On Sun, Jan 4, 2015 at 11:46 AM, Linus Torvalds
<torvalds@...ux-foundation.org> wrote:
> On Fri, Jan 2, 2015 at 4:27 PM, John Stultz <john.stultz@...aro.org> wrote:
>>
>> So I sent out a first step validation check to warn us if we end up
>> with idle periods that are larger then we expect.
>
> .. not having tested it, this is just from reading the patch, but it
> would *seem* that it doesn't actually validate the clock reading much
> at all.
>
> Why? Because most of the time, for crap clocks like HPET, the real
> limitation will be not the multiplication overflow, but the "mask",
> which is just 32-bit (or worse - I think the ACPI PM timer might be
> just 24 bits).
>
> So then you effectively "validate" that the timer difference value
> fits in mask, but that isn't any validation at all - it's just a
> truism. Since we by definition mask the difference to just the valid
> bitmask.
>
> So I really think that the maximum valid clock needs to be narrowed
> down from the "technically, this clock can count to X".
>
> But maybe I'm wrong, and the multiplication overflow is actually often
> the real limit. What are the actual values for real timer sources?
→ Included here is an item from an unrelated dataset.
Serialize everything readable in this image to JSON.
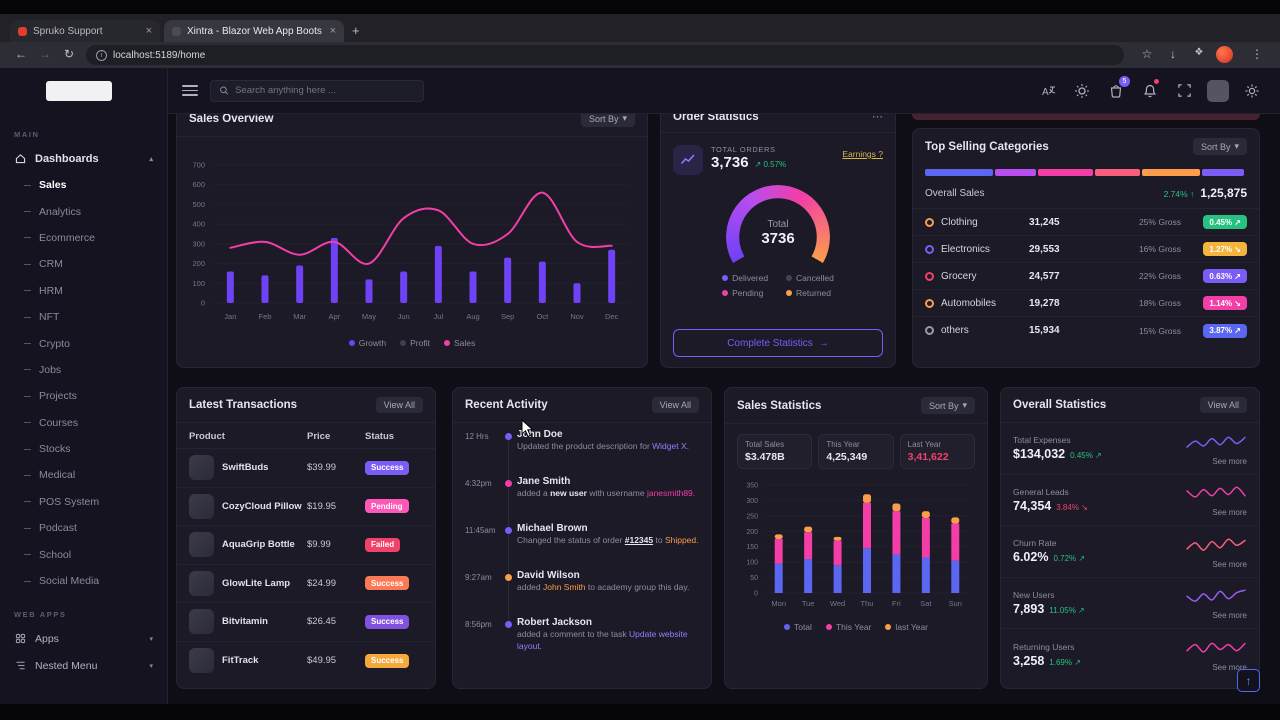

As you point out, for clocksources where the mask is 32bits or under,
we shouldn't have any risk of multiplication overflow, since mult is a
32bit. So yes, the max_cycles on those probably should be the same as
the mask, and isn't useful on those clocksources to test if we run
over (though warning if we're within the 12% margin could be useful).
But for clocksources who have larger masks, it still could be a useful
check (@2ghz tscs overflow 32bits in 2 seconds), although the mult
value is targets an mult overflow at ~10 minutes, so its less likely
that we really hit it.

However, it ends up the calculations we use are a little more
conservative, treating the result as signed and so they avoid
multiplications that could run into a that sign bit. This looks like
an error to me (the code is also used for clockevents, so I haven't
run through to see if the requirements are different there), but a
conservative one, which results in the maximum idle interval to be
~halved what they could be (and we add yet another 12% margin on that
- so we probably need to just pick one or the other, not both).

So even on 32bit masks, max_cycles in my patch is smaller then 32bits.
That's why I was able to hit both warnings in my testing with the hpet
by sending SIGSTOP to qemu.

Anyway, It may be worth keeping the 50% margin (and dropping the 12%
reduction to simplify things), since I've not heard recent complaints
about timekeeping limiting idle lengths (but could be wrong here).
This would give you something closer to the 1/8th of the mask that you
were using in your patch (and on larger mask clocksources, we do
already cap the interval at 10 minutes - so most really crazy values
would be caught for clocksources like the TSC - and maybe we can make
this more configurable so we can shorten it as done in your patch to
try to debug things).

I've also got a capping patch that I'm testing that keeps time reads
from passing that interval. The only thing I'm really cautious about
with that change is that we have to make sure the hrtimer that
triggers update_wall_clock is always set to expire within that cap (I
need to review it again) or else we'll hang ourselves.